Emanuel deals with email release fallout

Thursday, December 22, 2016
Emanuel deals with email release fallout
Mayor Rahm Emanuel and his staff are still dealing with the fallout from Wednesday's release of the mayor's personal emails.

CHICAGO (WLS) -- Mayor Rahm Emanuel and his staff are still dealing with the fallout from Wednesday's release of the mayor's personal emails.

The mayor's office has made the best of Wednesday's lawsuit settlement. They noted nothing embarrassing or especially controversial in the now-public emails that suggest Emanuel is focused on doing his job.

The Better Government Association, the watchdog organization that filed the lawsuit, settled its case with an agreement: 2,700 emails from Emanuel's personal account would be made public. Chicago's policy moving forward will be that no public business can be conducted via personal e-mail accounts.

"This should go a long way to ending the cloak of secrecy that has shrouded so much of city business," said Andy Shaw of the Better Government Association.

But a legal expert told ABC7 that the city is not bound by the settlement. Kent College of Law Professor Harold Krent said a lawsuit resolution that included a court order would be most effective.

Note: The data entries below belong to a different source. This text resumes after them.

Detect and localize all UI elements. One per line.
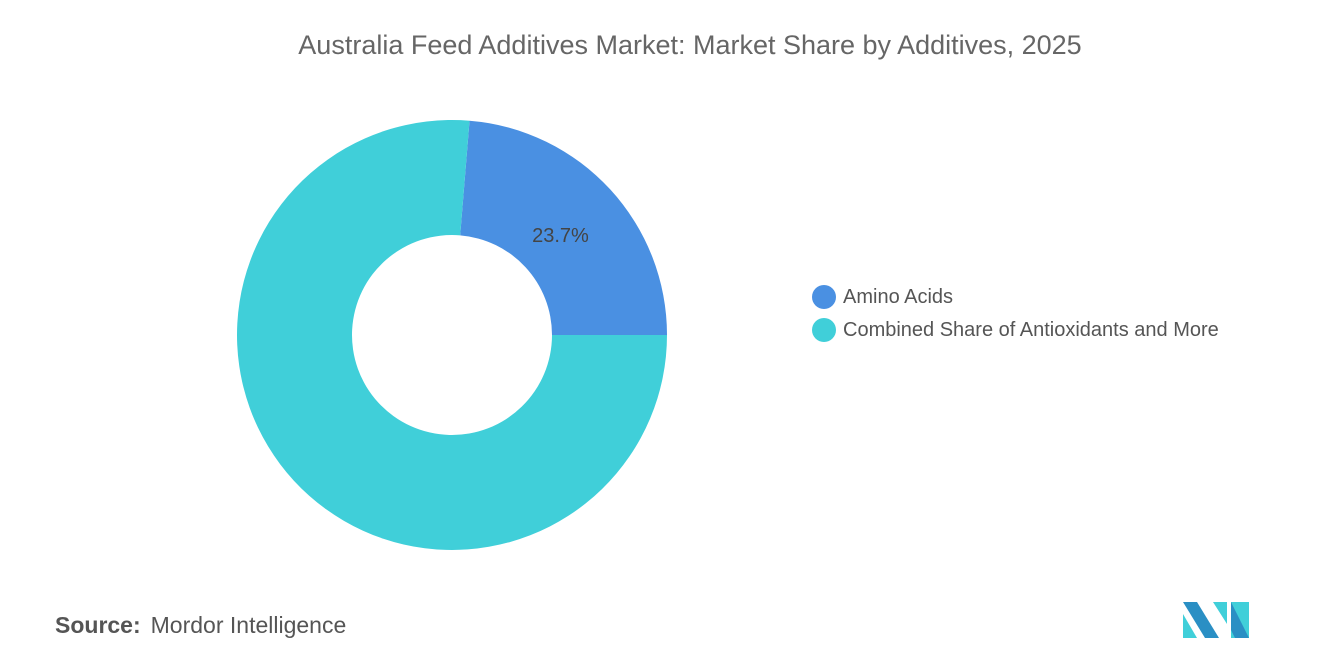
chart-title: Australia Feed Additives Market: Market … <box>298 30 1082 60</box>
donut-slice-combined-share-of-antioxidants-and-more <box>237 119 667 551</box>
legend-item-combined-share: Combined Share of Antioxidants and More <box>812 318 1219 342</box>
legend-item-amino-acids: Amino Acids <box>812 285 953 309</box>
legend-label: Combined Share of Antioxidants and More <box>843 318 1219 341</box>
data-label: 23.7% <box>532 225 589 247</box>
legend-swatch <box>812 318 836 342</box>
legend-label: Amino Acids <box>843 285 954 308</box>
donut-slice-amino-acids <box>460 120 667 335</box>
source-text: Mordor Intelligence <box>150 612 347 638</box>
source-note: Source: Mordor Intelligence <box>55 612 346 639</box>
legend-swatch <box>812 285 836 309</box>
mordor-intelligence-logo <box>1183 602 1249 638</box>
source-label: Source: <box>55 612 141 638</box>
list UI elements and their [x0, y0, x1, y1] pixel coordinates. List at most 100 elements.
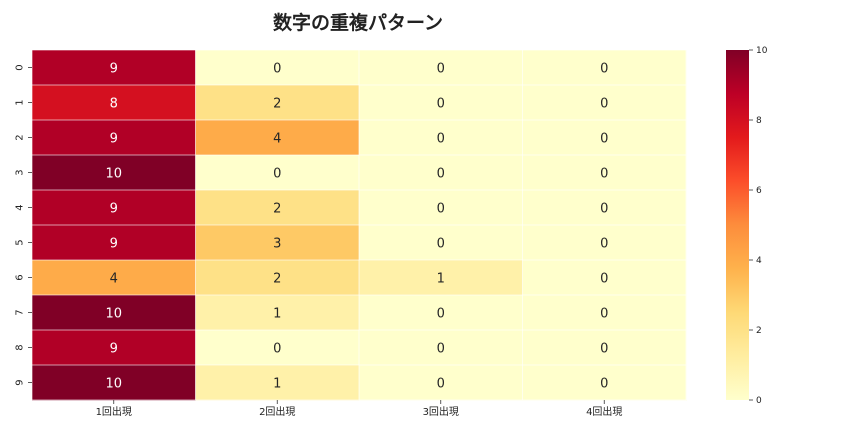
x-axis-ticks: 1回出現 2回出現 3回出現 4回出現 — [96, 400, 622, 418]
heatmap-cell — [195, 155, 360, 191]
cell-value-label: 1 — [437, 272, 445, 287]
heatmap-cell — [32, 225, 196, 261]
cell-value-label: 1 — [273, 377, 281, 392]
heatmap-cell — [195, 50, 360, 86]
cell-value-label: 0 — [600, 307, 608, 322]
y-tick-label: 1 — [15, 99, 26, 105]
cell-value-label: 9 — [110, 342, 118, 357]
heatmap-cell — [359, 85, 523, 121]
cell-value-label: 3 — [273, 237, 281, 252]
cell-value-label: 0 — [600, 62, 608, 77]
heatmap-cell — [195, 225, 360, 261]
heatmap-cell — [522, 190, 687, 226]
heatmap-cell — [32, 330, 196, 366]
colorbar-tick-label: 2 — [756, 326, 762, 336]
cell-value-label: 9 — [110, 237, 118, 252]
cell-value-label: 0 — [600, 237, 608, 252]
cell-value-label: 0 — [600, 202, 608, 217]
heatmap-cell — [359, 190, 523, 226]
heatmap-cell — [522, 155, 687, 191]
cell-value-label: 10 — [105, 307, 122, 322]
heatmap-cell — [359, 295, 523, 331]
cell-value-label: 9 — [110, 62, 118, 77]
cell-value-label: 0 — [437, 202, 445, 217]
heatmap-cell — [522, 330, 687, 366]
cell-value-label: 0 — [437, 237, 445, 252]
colorbar-tick-label: 0 — [756, 396, 762, 406]
colorbar-tick-label: 6 — [756, 186, 762, 196]
cell-value-label: 0 — [273, 167, 281, 182]
heatmap-cell — [195, 85, 360, 121]
cell-labels: 9 0 0 08 2 0 09 4 0 010 0 0 09 2 0 09 3 0 04 2 1 010 1 0 09 0 0 010… — [105, 62, 608, 392]
heatmap-cell — [359, 260, 523, 296]
x-tick-label: 2回出現 — [259, 405, 295, 418]
cell-value-label: 0 — [437, 62, 445, 77]
heatmap-cell — [522, 50, 687, 86]
cell-value-label: 0 — [437, 307, 445, 322]
cell-value-label: 0 — [600, 167, 608, 182]
y-tick-label: 4 — [15, 204, 26, 210]
heatmap-cell — [32, 50, 196, 86]
y-tick-label: 5 — [15, 239, 26, 245]
y-tick-label: 9 — [15, 379, 26, 385]
heatmap-cell — [32, 365, 196, 401]
cell-value-label: 1 — [273, 307, 281, 322]
cell-value-label: 8 — [110, 97, 118, 112]
y-tick-label: 2 — [15, 134, 26, 140]
cell-value-label: 9 — [110, 202, 118, 217]
cell-value-label: 10 — [105, 377, 122, 392]
heatmap-cell — [359, 155, 523, 191]
colorbar-tick-label: 4 — [756, 256, 762, 266]
heatmap-cell — [522, 260, 687, 296]
heatmap-cell — [522, 85, 687, 121]
cell-value-label: 0 — [600, 342, 608, 357]
cell-value-label: 0 — [600, 377, 608, 392]
colorbar — [726, 50, 749, 400]
heatmap-cell — [522, 365, 687, 401]
cell-value-label: 2 — [273, 97, 281, 112]
cell-value-label: 0 — [600, 272, 608, 287]
heatmap-cell — [522, 295, 687, 331]
y-tick-label: 0 — [15, 64, 26, 70]
colorbar-tick-label: 10 — [756, 46, 768, 56]
heatmap-cell — [32, 190, 196, 226]
y-tick-label: 7 — [15, 309, 26, 315]
colorbar-ticks: 0 2 4 6 8 10 — [749, 46, 768, 406]
cell-value-label: 0 — [437, 377, 445, 392]
cell-value-label: 4 — [273, 132, 281, 147]
x-tick-label: 1回出現 — [96, 405, 132, 418]
heatmap-cell — [32, 295, 196, 331]
cell-value-label: 4 — [110, 272, 118, 287]
heatmap-cell — [32, 120, 196, 156]
heatmap-cell — [359, 330, 523, 366]
heatmap-cell — [32, 260, 196, 296]
cell-value-label: 10 — [105, 167, 122, 182]
cell-value-label: 0 — [600, 97, 608, 112]
cell-value-label: 0 — [437, 342, 445, 357]
heatmap-cell — [195, 295, 360, 331]
heatmap-cell — [195, 120, 360, 156]
heatmap-cell — [195, 365, 360, 401]
heatmap-cell — [359, 120, 523, 156]
cell-value-label: 2 — [273, 202, 281, 217]
heatmap-cell — [359, 50, 523, 86]
cell-value-label: 0 — [273, 342, 281, 357]
chart-title: 数字の重複パターン — [273, 11, 443, 34]
heatmap-cell — [195, 330, 360, 366]
x-tick-label: 4回出現 — [586, 405, 622, 418]
y-tick-label: 8 — [15, 344, 26, 350]
heatmap-cell — [195, 190, 360, 226]
cell-value-label: 9 — [110, 132, 118, 147]
heatmap-cell — [32, 155, 196, 191]
heatmap-cell — [522, 225, 687, 261]
heatmap-cell — [522, 120, 687, 156]
heatmap-cells — [32, 50, 687, 401]
x-tick-label: 3回出現 — [423, 405, 459, 418]
grid-lines — [31, 49, 687, 401]
cell-value-label: 0 — [273, 62, 281, 77]
y-axis-ticks: 0 1 2 3 4 5 6 7 8 9 — [15, 64, 32, 386]
cell-value-label: 0 — [437, 132, 445, 147]
y-tick-label: 3 — [15, 169, 26, 175]
cell-value-label: 0 — [600, 132, 608, 147]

"If you breach a settlement it is not as serious an offense as if you breach a court order. But more fundamentally, the settlement doesn't create any kind of legal precedent," said Krent.

The Chicago Tribune has not dropped its similar, but separate lawsuit against the city that could end with a court ruling.

Emanuel confirmed the BGA settlement a few hours after he thanked billionaire Ken Griffin for a $12 million dollar donation to the park district. Griffin is one of the business leaders who knew about and emailed the mayor's personal account.

Also noteworthy, there were no emails related to the Laquan McDonald police shooting that were exchanged during Emanuel's spring, 2015 re-election campaign.

Krent said he's not surprised or alarmed that the BGA settlement allowed Emanuel's attorney to decide which emails were city-government related.

"Is that the fox guarding the chicken coop? Some people think so but there's really no other way to run this system without being incredibly expensive by having third party judges sit there and read through thousands and thousands of e-mails," said Krent.

The Chicago Tribune lawsuit has demanded all text messages as well as mayoral and staff emails related to the conduct of city government and is still ongoing.